Mr. Ruttledge: I move amendment No. 98:—
Before Section 84 to insert a new section as follows:—
84.—(1) In this section—
the expression “urban authority” means any of the following local authorities, that is to say, a corporation of a county or other borough, a council of an urban district, and the commissioners of a town;
the expression “approved association” means an association of urban authorities approved of by the Minister and the objects of which include consultation as to the common interests of urban authorities and discussion of matters relating to local government;
the expression “the approved amount” means—
(a) where the urban authority in respect of which the expression is used is a corporation of a county borough—twenty pounds,
(b) where such urban authority is a corporation of a borough which is not a county borough or is a council of an urban district—ten pounds, and
(c) where such urban authority is the commissioners of a town—five pounds.
(2) Subject to the provisions of the next following sub-section of this section, an urban authority may contribute to the funds of any approved association.
 (3) The total amount standing for the time being contributed under this section by an urban authority shall not exceed the approved amount in respect of such urban authority.
This is a new section to enable municipal authorities to contribute to their association in the same way as county councils now contribute to the General Council of County Councils.
Amendment agreed to.
Section 84 agreed to.
First Schedule agreed to.
Mr. Ruttledge: I move amendment No. 99:—
Before the second Schedule to insert a new Schedule as follows:—
Enactments Applied to Election of Members of Local Authorities.
|Session and Chapter or Number and Year||Short Title||Extent of Application|
|45 & 46 Vic., c. 50.||Municipal Corpora- tions Act, 1882.||So much of the Act as relates to election petitions.|
|47 & 48 Vic., c. 70||Municipal Elec- tions (Corrupt and Illegal Practices) Act, 1884.||So much of the Act as relates to election petitions.|
|No. 12 of 1923||Electoral Act, 1923.||Sections 22, 26 to 39, 60, 62 and 63, Parts I and II of the Fifth Schedule.|
|No. 38 of 1923||Prevention of Elec- toral Abuses Act, 1923.||Parts I and II, Part III except sections 23 and 24, Parts IV and VII, and Part VIII (except section 50).|
Amendment agreed to.
The following amendments were agreed to:—
101. In the Second Schedule, in page 39, to delete in the third  column opposite the mention in the second column of the Local Government (Application of Enactments) Order, 1898, the word “subarticle” where that word occurs firstly and substitute the words “subarticles (3) and”.—(Minister for Local Government and Public Health).

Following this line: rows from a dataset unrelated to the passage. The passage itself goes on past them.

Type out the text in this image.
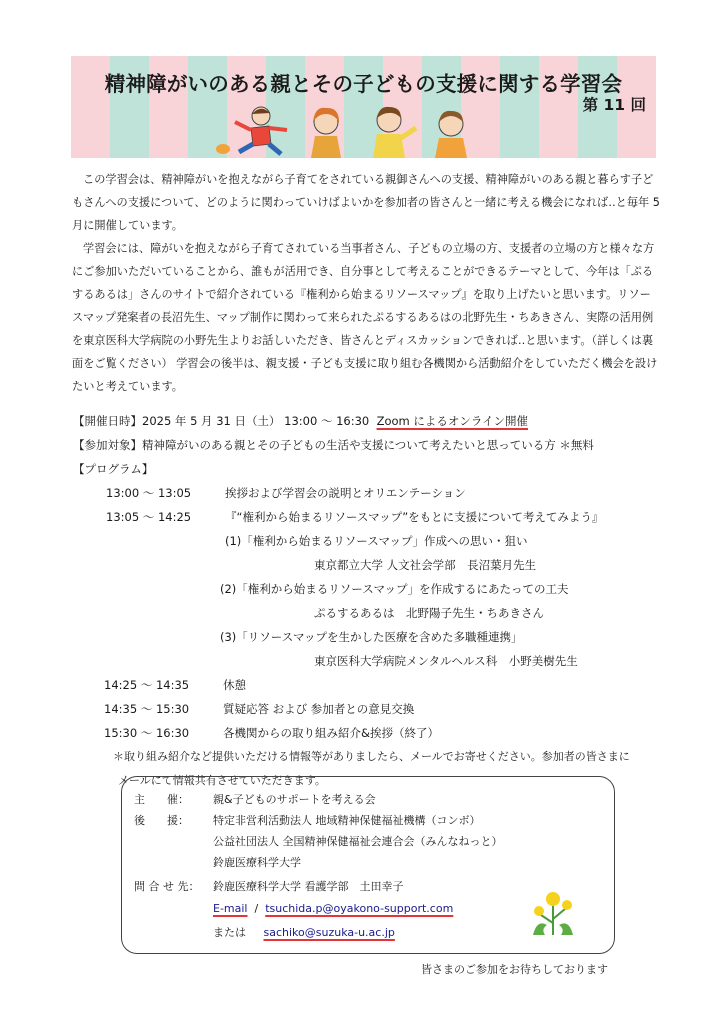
精神障がいのある親とその子どもの支援に関する学習会
第 11 回

この学習会は、精神障がいを抱えながら子育てをされている親御さんへの支援、精神障がいのある親と暮らす子どもさんへの支援について、どのように関わっていけばよいかを参加者の皆さんと一緒に考える機会になれば‥と毎年 5 月に開催しています。

学習会には、障がいを抱えながら子育てされている当事者さん、子どもの立場の方、支援者の立場の方と様々な方にご参加いただいていることから、誰もが活用でき、自分事として考えることができるテーマとして、今年は「ぷるするあるは」さんのサイトで紹介されている『権利から始まるリソースマップ』を取り上げたいと思います。リソースマップ発案者の長沼先生、マップ制作に関わって来られたぷるするあるはの北野先生・ちあきさん、実際の活用例を東京医科大学病院の小野先生よりお話しいただき、皆さんとディスカッションできれば‥と思います。（詳しくは裏面をご覧ください） 学習会の後半は、親支援・子ども支援に取り組む各機関から活動紹介をしていただく機会を設けたいと考えています。

【開催日時】2025 年 5 月 31 日（土） 13:00 ～ 16:30 Zoom によるオンライン開催
【参加対象】精神障がいのある親とその子どもの生活や支援について考えたいと思っている方 ＊無料
【プログラム】
13:00 ～ 13:05	挨拶および学習会の説明とオリエンテーション
13:05 ～ 14:25	『“権利から始まるリソースマップ”をもとに支援について考えてみよう』
(1)「権利から始まるリソースマップ」作成への思い・狙い
東京都立大学 人文社会学部　長沼葉月先生
(2)「権利から始まるリソースマップ」を作成するにあたっての工夫
ぷるするあるは　北野陽子先生・ちあきさん
(3)「リソースマップを生かした医療を含めた多職種連携」
東京医科大学病院メンタルヘルス科　小野美樹先生
14:25 ～ 14:35	休憩
14:35 ～ 15:30	質疑応答 および 参加者との意見交換
15:30 ～ 16:30	各機関からの取り組み紹介&挨拶（終了）
＊取り組み紹介など提供いただける情報等がありましたら、メールでお寄せください。参加者の皆さまに
メールにて情報共有させていただきます。
主　　催： 親&子どものサポートを考える会
後　　援： 特定非営利活動法人 地域精神保健福祉機構（コンボ）
公益社団法人 全国精神保健福祉会連合会（みんなねっと）
鈴鹿医療科学大学
問 合 せ 先： 鈴鹿医療科学大学 看護学部　土田幸子
E-mail / tsuchida.p@oyakono-support.com
または sachiko@suzuka-u.ac.jp
皆さまのご参加をお待ちしております
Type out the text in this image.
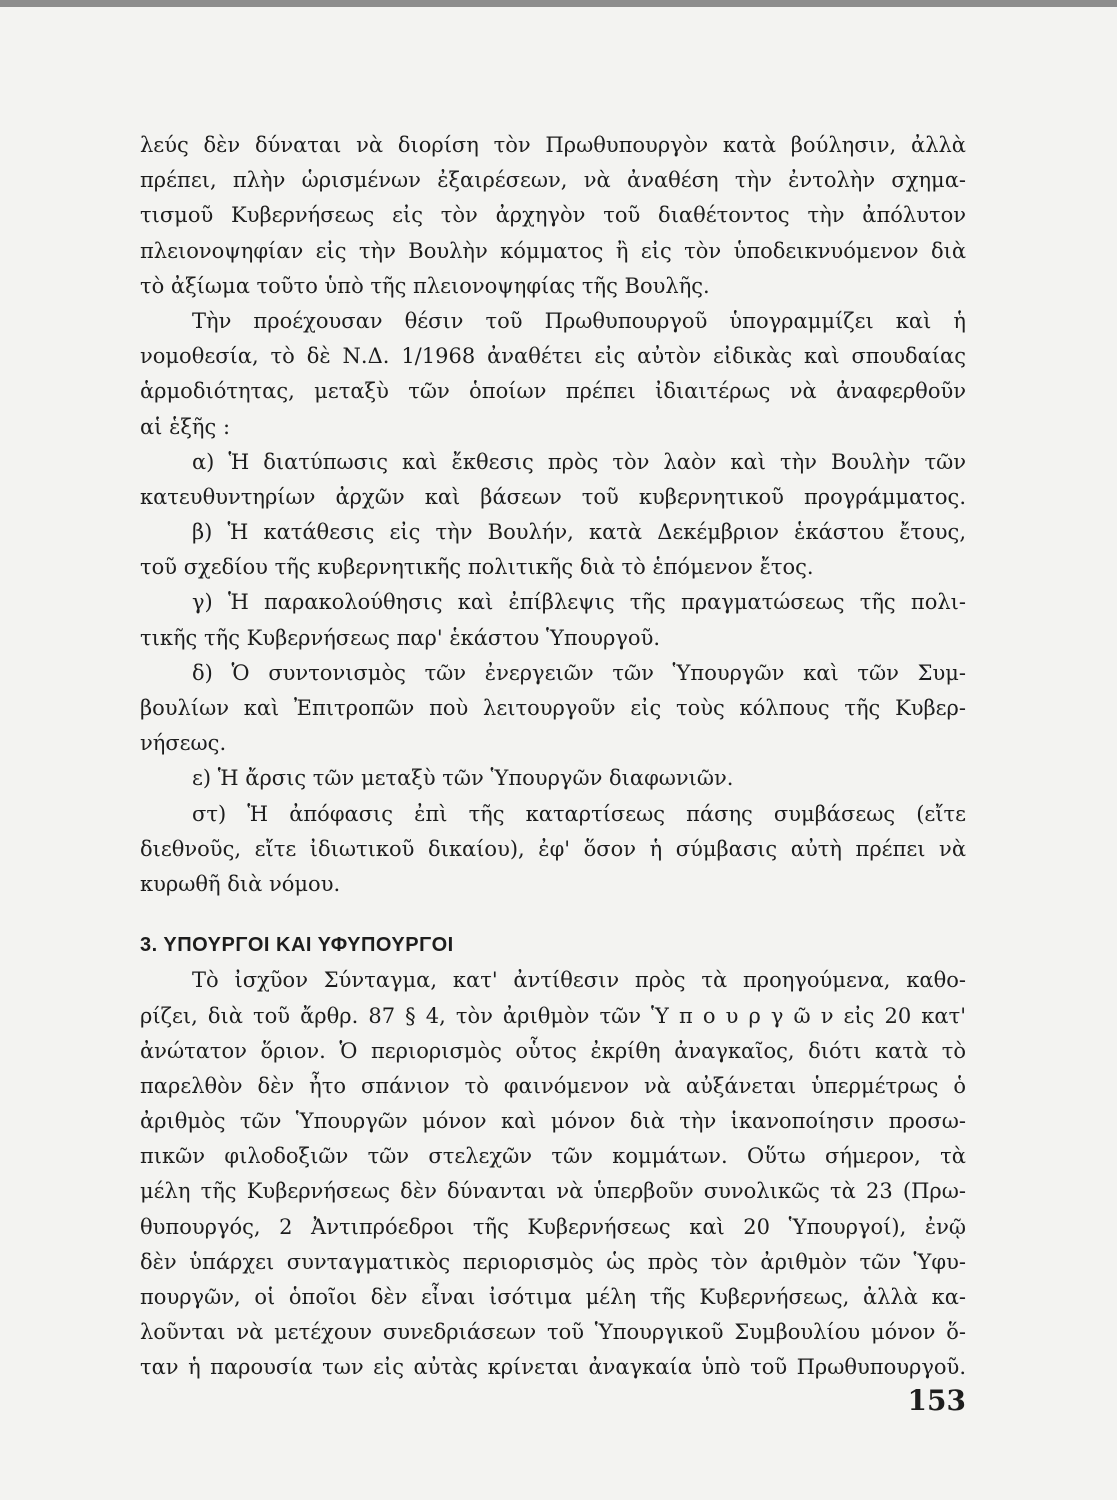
λεύς δὲν δύναται νὰ διορίση τὸν Πρωθυπουργὸν κατὰ βούλησιν, ἀλλὰ
πρέπει, πλὴν ὡρισμένων ἐξαιρέσεων, νὰ ἀναθέση τὴν ἐντολὴν σχημα-
τισμοῦ Κυβερνήσεως εἰς τὸν ἀρχηγὸν τοῦ διαθέτοντος τὴν ἀπόλυτον
πλειονοψηφίαν εἰς τὴν Βουλὴν κόμματος ἢ εἰς τὸν ὑποδεικνυόμενον διὰ
τὸ ἀξίωμα τοῦτο ὑπὸ τῆς πλειονοψηφίας τῆς Βουλῆς.
Τὴν προέχουσαν θέσιν τοῦ Πρωθυπουργοῦ ὑπογραμμίζει καὶ ἡ
νομοθεσία, τὸ δὲ Ν.Δ. 1/1968 ἀναθέτει εἰς αὐτὸν εἰδικὰς καὶ σπουδαίας
ἁρμοδιότητας, μεταξὺ τῶν ὁποίων πρέπει ἰδιαιτέρως νὰ ἀναφερθοῦν
αἱ ἑξῆς :
α) Ἡ διατύπωσις καὶ ἔκθεσις πρὸς τὸν λαὸν καὶ τὴν Βουλὴν τῶν
κατευθυντηρίων ἀρχῶν καὶ βάσεων τοῦ κυβερνητικοῦ προγράμματος.
β) Ἡ κατάθεσις εἰς τὴν Βουλήν, κατὰ Δεκέμβριον ἑκάστου ἔτους,
τοῦ σχεδίου τῆς κυβερνητικῆς πολιτικῆς διὰ τὸ ἑπόμενον ἔτος.
γ) Ἡ παρακολούθησις καὶ ἐπίβλεψις τῆς πραγματώσεως τῆς πολι-
τικῆς τῆς Κυβερνήσεως παρ' ἑκάστου Ὑπουργοῦ.
δ) Ὁ συντονισμὸς τῶν ἐνεργειῶν τῶν Ὑπουργῶν καὶ τῶν Συμ-
βουλίων καὶ Ἐπιτροπῶν ποὺ λειτουργοῦν εἰς τοὺς κόλπους τῆς Κυβερ-
νήσεως.
ε) Ἡ ἄρσις τῶν μεταξὺ τῶν Ὑπουργῶν διαφωνιῶν.
στ) Ἡ ἀπόφασις ἐπὶ τῆς καταρτίσεως πάσης συμβάσεως (εἴτε
διεθνοῦς, εἴτε ἰδιωτικοῦ δικαίου), ἐφ' ὅσον ἡ σύμβασις αὐτὴ πρέπει νὰ
κυρωθῆ διὰ νόμου.
3. ΥΠΟΥΡΓΟΙ ΚΑΙ ΥΦΥΠΟΥΡΓΟΙ
Τὸ ἰσχῦον Σύνταγμα, κατ' ἀντίθεσιν πρὸς τὰ προηγούμενα, καθο-
ρίζει, διὰ τοῦ ἄρθρ. 87 § 4, τὸν ἀριθμὸν τῶν Ὑ π ο υ ρ γ ῶ ν εἰς 20 κατ'
ἀνώτατον ὅριον. Ὁ περιορισμὸς οὗτος ἐκρίθη ἀναγκαῖος, διότι κατὰ τὸ
παρελθὸν δὲν ἦτο σπάνιον τὸ φαινόμενον νὰ αὐξάνεται ὑπερμέτρως ὁ
ἀριθμὸς τῶν Ὑπουργῶν μόνον καὶ μόνον διὰ τὴν ἱκανοποίησιν προσω-
πικῶν φιλοδοξιῶν τῶν στελεχῶν τῶν κομμάτων. Οὕτω σήμερον, τὰ
μέλη τῆς Κυβερνήσεως δὲν δύνανται νὰ ὑπερβοῦν συνολικῶς τὰ 23 (Πρω-
θυπουργός, 2 Ἀντιπρόεδροι τῆς Κυβερνήσεως καὶ 20 Ὑπουργοί), ἐνῷ
δὲν ὑπάρχει συνταγματικὸς περιορισμὸς ὡς πρὸς τὸν ἀριθμὸν τῶν Ὑφυ-
πουργῶν, οἱ ὁποῖοι δὲν εἶναι ἰσότιμα μέλη τῆς Κυβερνήσεως, ἀλλὰ κα-
λοῦνται νὰ μετέχουν συνεδριάσεων τοῦ Ὑπουργικοῦ Συμβουλίου μόνον ὅ-
ταν ἡ παρουσία των εἰς αὐτὰς κρίνεται ἀναγκαία ὑπὸ τοῦ Πρωθυπουργοῦ.
153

102. In the Second Schedule, in page 39, to insert before the entry of the Local Government Act, 1925, a new repeal as follows:—
|No. 9 of 1923||Local Government (Temporary Provisions) Act, 1923.||The whole Act.|
—(Minister for Local Government and Public Health).
103. In the Second Schedule, in page 39, to delete in the third column opposite the mention in the second column of the Local Government Act, 1925, the word and figures “Section 46”.—(Minister for Local Government and Public Health).
Second Schedule, as amended, agreed to.
Title agreed to.
Bill reported with amendments.
Mr. Hickey: Would the Minister say whether or not there is likely to be an election for county councils and local bodies this summer?
Mr. Ruttledge: It is not the present intention to have elections this year. A Bill to postpone elections will be introduced in due course.
Committee Stage fixed for Wednesday, 25th June.